To date, there are relatively few controlled clinical studies that have examined the use of two drugs to treat chronic hepatitis B. The majority of these have been combinations of IFN-α and lamivudine (reviewed by Schalm) (
33); however, the use of adefovir in combination with lamivudine and other agents is now being explored. Preliminary clinical studies using IFN-α plus lamivudine have provided evidence of greater antiviral effect and a delay in lamivudine resistance; however, these studies have not demonstrated a conclusive improvement in serocoversion. Furthermore, the drawbacks of IFN-α therapy (side effects, the difficulties of parenteral administration, and contraindications to using the drug with several patient populations) limit its utility as a combination agent, especially for long-term patient management. The treatment of lamivudine-resistant HBV with the combination of lamivudine and adefovir dipivoxil was shown to suppress viremia in patients but more than with adefovir dipivoxil alone (
30). Preliminary results from a study comparing the combination of adefovir dipivoxil plus lamivudine versus lamivudine monotherapy in naïve patients have recently been presented (J. Sung, Lai, J. S. Zeuzem, W. Chow, E. Heathcote, R. Perrillo, C. Brosgart, M. Woessner, S. Scott, and E. Campbell, Abstr. 38th Annu. Meet. Eur. Assoc. Study Liver Dis. 2003, abstr. 69, 2003). These results indicated that the two therapies produced similar initial viral load reductions, but the combination reduced the emergence of lamivudine resistance and produced better virologic response late in the study. Seroconversion rates were not significantly different between patients receiving combination therapy and those receiving lamivudine monotherapy. Analyses from the second year of this study are ongoing and may reveal a greater difference between the monotherapy and combination arms; these data will have strong implications for the treatment of chronic infection.

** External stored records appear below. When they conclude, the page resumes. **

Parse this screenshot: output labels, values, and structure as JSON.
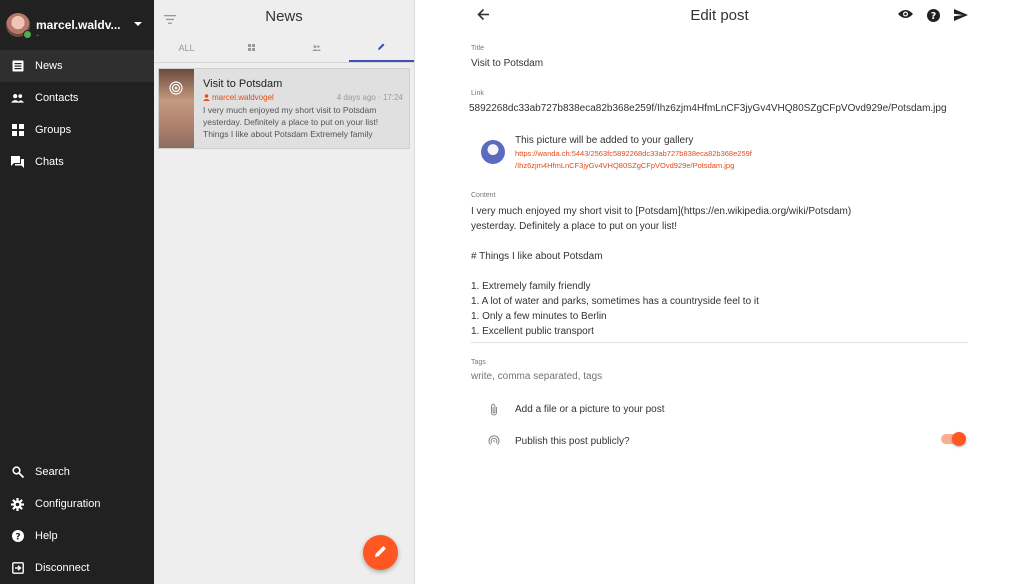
{
  "user": {
    "name": "marcel.waldv...",
    "sub": "-"
  },
  "sidebar": {
    "items": [
      {
        "label": "News",
        "icon": "news-icon"
      },
      {
        "label": "Contacts",
        "icon": "contacts-icon"
      },
      {
        "label": "Groups",
        "icon": "groups-icon"
      },
      {
        "label": "Chats",
        "icon": "chats-icon"
      }
    ],
    "bottom": [
      {
        "label": "Search",
        "icon": "search-icon"
      },
      {
        "label": "Configuration",
        "icon": "gear-icon"
      },
      {
        "label": "Help",
        "icon": "help-icon"
      },
      {
        "label": "Disconnect",
        "icon": "disconnect-icon"
      }
    ]
  },
  "list": {
    "title": "News",
    "tabs": [
      {
        "label": "ALL"
      },
      {
        "label": ""
      },
      {
        "label": ""
      },
      {
        "label": ""
      }
    ],
    "post": {
      "title": "Visit to Potsdam",
      "author": "marcel.waldvogel",
      "time": "4 days ago · 17:24",
      "excerpt": "I very much enjoyed my short visit to Potsdam yesterday. Definitely a place to put on your list! Things I like about Potsdam Extremely family"
    }
  },
  "editor": {
    "title": "Edit post",
    "title_label": "Title",
    "title_value": "Visit to Potsdam",
    "link_label": "Link",
    "link_value": "5892268dc33ab727b838eca82b368e259f/Ihz6zjm4HfmLnCF3jyGv4VHQ80SZgCFpVOvd929e/Potsdam.jpg",
    "gallery_title": "This picture will be added to your gallery",
    "gallery_link_1": "https://wanda.ch:5443/2563fc5892268dc33ab727b838eca82b368e259f",
    "gallery_link_2": "/Ihz6zjm4HfmLnCF3jyGv4VHQ80SZgCFpVOvd929e/Potsdam.jpg",
    "content_label": "Content",
    "content_value": "I very much enjoyed my short visit to [Potsdam](https://en.wikipedia.org/wiki/Potsdam)\nyesterday. Definitely a place to put on your list!\n\n# Things I like about Potsdam\n\n1. Extremely family friendly\n1. A lot of water and parks, sometimes has a countryside feel to it\n1. Only a few minutes to Berlin\n1. Excellent public transport",
    "tags_label": "Tags",
    "tags_placeholder": "write, comma separated, tags",
    "attach_label": "Add a file or a picture to your post",
    "publish_label": "Publish this post publicly?",
    "publish_on": true
  },
  "colors": {
    "accent": "#ff5722",
    "link": "#e64a19",
    "sidebar": "#212121",
    "tab_indicator": "#3f51b5"
  }
}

In conclusion, we used a novel HBV-expressing cell line to investigate the antiviral activity of activity of adefovir in combination with other approved or phase III investigational anti-HBV drugs. Our results indicated that two-drug combinations that included adefovir produced greater in vitro antiviral effects than those of single agents. The observed antiviral combination effects were characterized as additive with the Bliss independence model or additive to synergistic with the Loewe additivity model. Importantly, there was no evidence of in vitro cytotoxicity and no evidence of antiviral antagonism with any of the drug combinations at the tested doses. Combination therapy should be explored further clinically, especially for patients who are unable to achieve full serum HBV DNA suppression during monotherapy. The activity of adefovir against lamivudine-resistant HBV, the infrequent emergence of adefovir resistance, and the data provided here suggest that adefovir dipivoxil may form an important component of future combination regimens.